Lembro-me que por esta altura do natal, ia a um pinhal qualquer cortar um pinheirinho nascido espontaneamente e naturalmente, entre os grandes pinheiros. Fazia um presépio muito tosco com musgo e figurinhas adquiridas numa qualquer feira. Sobre o pinheirinho colocava de onde em onde pedacinhos de algodão hidrófilo a imitar a neve. Enfim; outros tempos.
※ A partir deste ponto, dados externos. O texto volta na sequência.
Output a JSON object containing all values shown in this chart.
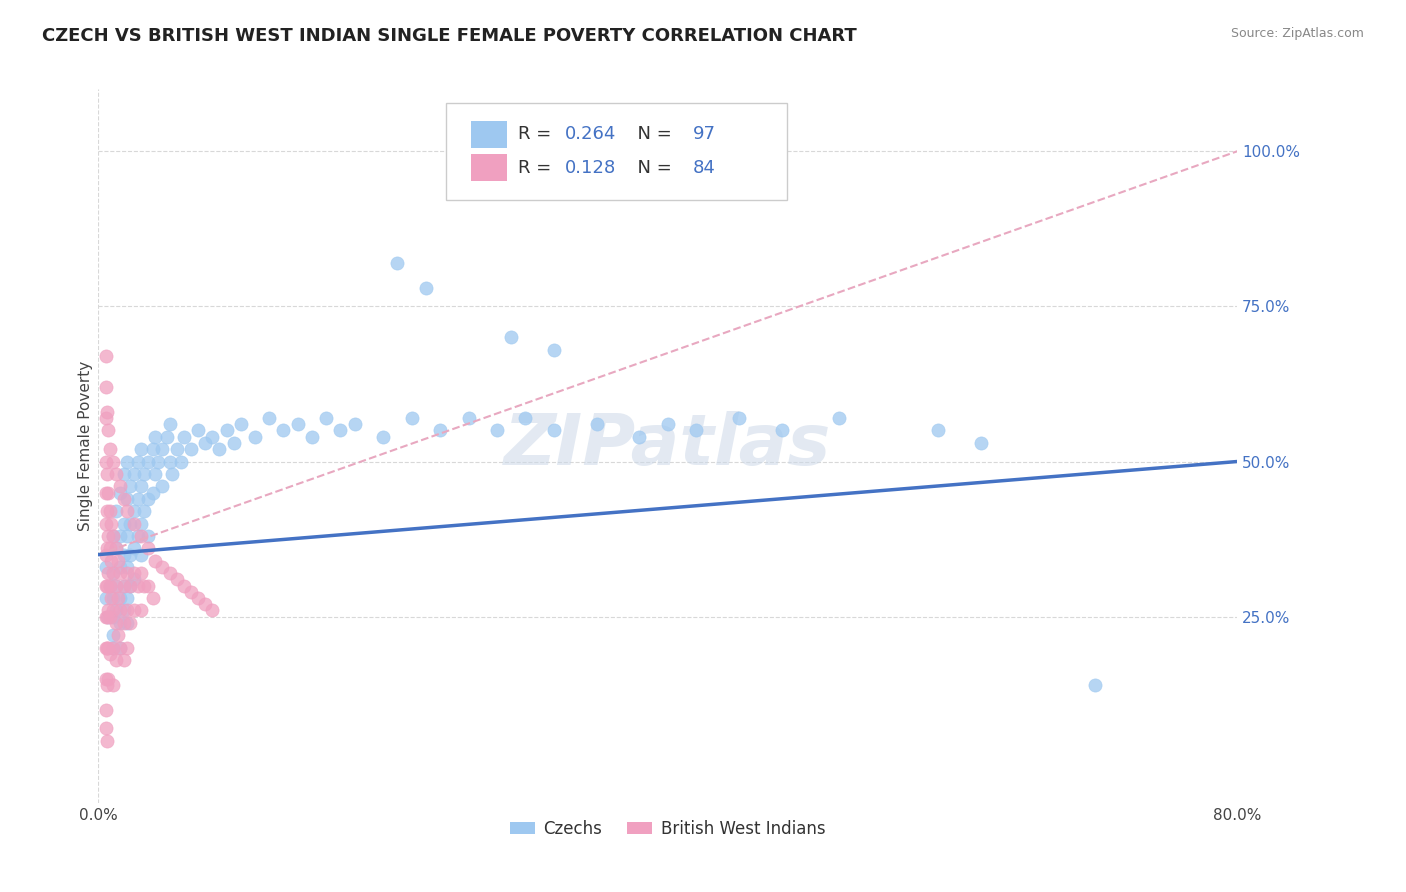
{
  "title": "CZECH VS BRITISH WEST INDIAN SINGLE FEMALE POVERTY CORRELATION CHART",
  "source": "Source: ZipAtlas.com",
  "ylabel": "Single Female Poverty",
  "xlim": [
    0.0,
    0.8
  ],
  "ylim": [
    -0.05,
    1.1
  ],
  "xticks": [
    0.0,
    0.2,
    0.4,
    0.6,
    0.8
  ],
  "xticklabels": [
    "0.0%",
    "",
    "",
    "",
    "80.0%"
  ],
  "yticks": [
    0.0,
    0.25,
    0.5,
    0.75,
    1.0
  ],
  "yticklabels": [
    "",
    "25.0%",
    "50.0%",
    "75.0%",
    "100.0%"
  ],
  "watermark": "ZIPatlas",
  "czech_color": "#9ec8f0",
  "bwi_color": "#f0a0c0",
  "czech_line_color": "#4472c4",
  "bwi_line_color": "#d4a0b0",
  "background_color": "#ffffff",
  "grid_color": "#d8d8d8",
  "title_fontsize": 13,
  "label_fontsize": 11,
  "tick_fontsize": 11,
  "czech_scatter": [
    [
      0.005,
      0.33
    ],
    [
      0.005,
      0.28
    ],
    [
      0.007,
      0.25
    ],
    [
      0.008,
      0.3
    ],
    [
      0.01,
      0.38
    ],
    [
      0.01,
      0.32
    ],
    [
      0.01,
      0.28
    ],
    [
      0.01,
      0.25
    ],
    [
      0.01,
      0.22
    ],
    [
      0.01,
      0.2
    ],
    [
      0.012,
      0.42
    ],
    [
      0.012,
      0.36
    ],
    [
      0.012,
      0.3
    ],
    [
      0.012,
      0.26
    ],
    [
      0.015,
      0.45
    ],
    [
      0.015,
      0.38
    ],
    [
      0.015,
      0.33
    ],
    [
      0.015,
      0.28
    ],
    [
      0.015,
      0.24
    ],
    [
      0.015,
      0.2
    ],
    [
      0.018,
      0.48
    ],
    [
      0.018,
      0.4
    ],
    [
      0.018,
      0.35
    ],
    [
      0.018,
      0.3
    ],
    [
      0.018,
      0.26
    ],
    [
      0.02,
      0.5
    ],
    [
      0.02,
      0.44
    ],
    [
      0.02,
      0.38
    ],
    [
      0.02,
      0.33
    ],
    [
      0.02,
      0.28
    ],
    [
      0.02,
      0.24
    ],
    [
      0.022,
      0.46
    ],
    [
      0.022,
      0.4
    ],
    [
      0.022,
      0.35
    ],
    [
      0.022,
      0.3
    ],
    [
      0.025,
      0.48
    ],
    [
      0.025,
      0.42
    ],
    [
      0.025,
      0.36
    ],
    [
      0.025,
      0.31
    ],
    [
      0.028,
      0.5
    ],
    [
      0.028,
      0.44
    ],
    [
      0.028,
      0.38
    ],
    [
      0.03,
      0.52
    ],
    [
      0.03,
      0.46
    ],
    [
      0.03,
      0.4
    ],
    [
      0.03,
      0.35
    ],
    [
      0.032,
      0.48
    ],
    [
      0.032,
      0.42
    ],
    [
      0.035,
      0.5
    ],
    [
      0.035,
      0.44
    ],
    [
      0.035,
      0.38
    ],
    [
      0.038,
      0.52
    ],
    [
      0.038,
      0.45
    ],
    [
      0.04,
      0.54
    ],
    [
      0.04,
      0.48
    ],
    [
      0.042,
      0.5
    ],
    [
      0.045,
      0.52
    ],
    [
      0.045,
      0.46
    ],
    [
      0.048,
      0.54
    ],
    [
      0.05,
      0.56
    ],
    [
      0.05,
      0.5
    ],
    [
      0.052,
      0.48
    ],
    [
      0.055,
      0.52
    ],
    [
      0.058,
      0.5
    ],
    [
      0.06,
      0.54
    ],
    [
      0.065,
      0.52
    ],
    [
      0.07,
      0.55
    ],
    [
      0.075,
      0.53
    ],
    [
      0.08,
      0.54
    ],
    [
      0.085,
      0.52
    ],
    [
      0.09,
      0.55
    ],
    [
      0.095,
      0.53
    ],
    [
      0.1,
      0.56
    ],
    [
      0.11,
      0.54
    ],
    [
      0.12,
      0.57
    ],
    [
      0.13,
      0.55
    ],
    [
      0.14,
      0.56
    ],
    [
      0.15,
      0.54
    ],
    [
      0.16,
      0.57
    ],
    [
      0.17,
      0.55
    ],
    [
      0.18,
      0.56
    ],
    [
      0.2,
      0.54
    ],
    [
      0.22,
      0.57
    ],
    [
      0.24,
      0.55
    ],
    [
      0.26,
      0.57
    ],
    [
      0.28,
      0.55
    ],
    [
      0.3,
      0.57
    ],
    [
      0.32,
      0.55
    ],
    [
      0.35,
      0.56
    ],
    [
      0.38,
      0.54
    ],
    [
      0.4,
      0.56
    ],
    [
      0.42,
      0.55
    ],
    [
      0.45,
      0.57
    ],
    [
      0.48,
      0.55
    ],
    [
      0.52,
      0.57
    ],
    [
      0.21,
      0.82
    ],
    [
      0.23,
      0.78
    ],
    [
      0.29,
      0.7
    ],
    [
      0.32,
      0.68
    ],
    [
      0.59,
      0.55
    ],
    [
      0.62,
      0.53
    ],
    [
      0.7,
      0.14
    ]
  ],
  "bwi_scatter": [
    [
      0.005,
      0.57
    ],
    [
      0.005,
      0.5
    ],
    [
      0.005,
      0.45
    ],
    [
      0.005,
      0.4
    ],
    [
      0.005,
      0.35
    ],
    [
      0.005,
      0.3
    ],
    [
      0.005,
      0.25
    ],
    [
      0.005,
      0.2
    ],
    [
      0.005,
      0.15
    ],
    [
      0.005,
      0.1
    ],
    [
      0.006,
      0.48
    ],
    [
      0.006,
      0.42
    ],
    [
      0.006,
      0.36
    ],
    [
      0.006,
      0.3
    ],
    [
      0.006,
      0.25
    ],
    [
      0.006,
      0.2
    ],
    [
      0.006,
      0.14
    ],
    [
      0.007,
      0.45
    ],
    [
      0.007,
      0.38
    ],
    [
      0.007,
      0.32
    ],
    [
      0.007,
      0.26
    ],
    [
      0.007,
      0.2
    ],
    [
      0.007,
      0.15
    ],
    [
      0.008,
      0.42
    ],
    [
      0.008,
      0.36
    ],
    [
      0.008,
      0.3
    ],
    [
      0.008,
      0.25
    ],
    [
      0.008,
      0.19
    ],
    [
      0.009,
      0.4
    ],
    [
      0.009,
      0.34
    ],
    [
      0.009,
      0.28
    ],
    [
      0.01,
      0.38
    ],
    [
      0.01,
      0.32
    ],
    [
      0.01,
      0.26
    ],
    [
      0.01,
      0.2
    ],
    [
      0.01,
      0.14
    ],
    [
      0.012,
      0.36
    ],
    [
      0.012,
      0.3
    ],
    [
      0.012,
      0.24
    ],
    [
      0.012,
      0.18
    ],
    [
      0.014,
      0.34
    ],
    [
      0.014,
      0.28
    ],
    [
      0.014,
      0.22
    ],
    [
      0.015,
      0.32
    ],
    [
      0.015,
      0.26
    ],
    [
      0.015,
      0.2
    ],
    [
      0.018,
      0.3
    ],
    [
      0.018,
      0.24
    ],
    [
      0.018,
      0.18
    ],
    [
      0.02,
      0.32
    ],
    [
      0.02,
      0.26
    ],
    [
      0.02,
      0.2
    ],
    [
      0.022,
      0.3
    ],
    [
      0.022,
      0.24
    ],
    [
      0.025,
      0.32
    ],
    [
      0.025,
      0.26
    ],
    [
      0.028,
      0.3
    ],
    [
      0.03,
      0.32
    ],
    [
      0.03,
      0.26
    ],
    [
      0.032,
      0.3
    ],
    [
      0.035,
      0.3
    ],
    [
      0.038,
      0.28
    ],
    [
      0.005,
      0.62
    ],
    [
      0.005,
      0.67
    ],
    [
      0.006,
      0.58
    ],
    [
      0.007,
      0.55
    ],
    [
      0.008,
      0.52
    ],
    [
      0.01,
      0.5
    ],
    [
      0.012,
      0.48
    ],
    [
      0.015,
      0.46
    ],
    [
      0.018,
      0.44
    ],
    [
      0.02,
      0.42
    ],
    [
      0.025,
      0.4
    ],
    [
      0.03,
      0.38
    ],
    [
      0.035,
      0.36
    ],
    [
      0.04,
      0.34
    ],
    [
      0.045,
      0.33
    ],
    [
      0.05,
      0.32
    ],
    [
      0.055,
      0.31
    ],
    [
      0.06,
      0.3
    ],
    [
      0.065,
      0.29
    ],
    [
      0.07,
      0.28
    ],
    [
      0.075,
      0.27
    ],
    [
      0.08,
      0.26
    ],
    [
      0.005,
      0.07
    ],
    [
      0.006,
      0.05
    ]
  ]
}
Agora como estamos na era das tecnologias muito avançadas, vamos ao supermercado e compramos tudo feito. É uma alegria ver a casa toda enfeitada de coisinhas tão mimosinhas e bonitinhas que nos enche o olhar. Mas, falta qualquer coisa de muito especial e importante; importante....
No meu tempo de criança, guardo nas minhas lembranças a magia do NATAL.
Tudo era muito simples.
Entre as famílias existia um profundo sentimento chamado Amor. Amor entre a família, amor entre os vizinhos, amor entre os amigos e o respeito com amor entre as pessoas que todos os dias se cruzavam nas ruas.
O NATAL, tinha a verdadeira essência do NATAL. "Amor", pois era e ainda é a verdadeira festa da Família....
"Natais de minha lembrança"
Lembro-me do frio natural
da neve branca e fria da serra
das geadas de congelar,
tudo isto era natal
em Dezembro na minha terra
festa religiosa de Jesus imortal.
Natal de outros tempos
quando eu era ainda criança
à roda do lume como costumeira,
casta inocência daqueles momentos
na companhia de meus pais com esperança
punha o sapatinho junto à lareira.
Lembro-me de me levantar com ansiedade
correr para o sapatinho ao outro dia
hábitos infantis e usuais,
vivia o natal com simplicidade
alegremente e em harmonia
na minha meninice que não volta mais.
Há meia noite tocavam os sinos
e eu também ia à missa do galo
pelas ruas geladas e frias,
frio que fazia tremer os meninos
mas não fazia comoção nem abalo
com tantas emoções e alegrias.
Natais simples!.. era feliz e prazenteiro
na cozinha com o lume a crepitar
brincava inocente como qualquer criança,
minha mãe dava-me doces do tabuleiro
o licor d'avó fazia-me espirrar
meus natais!... de minha lembrança.
ArtCar
(Poema de minha autoria que dedico com todo o meu amor e carinho a todos os meninos/as e a todos os que já foram meninos/as em tempos de outrora).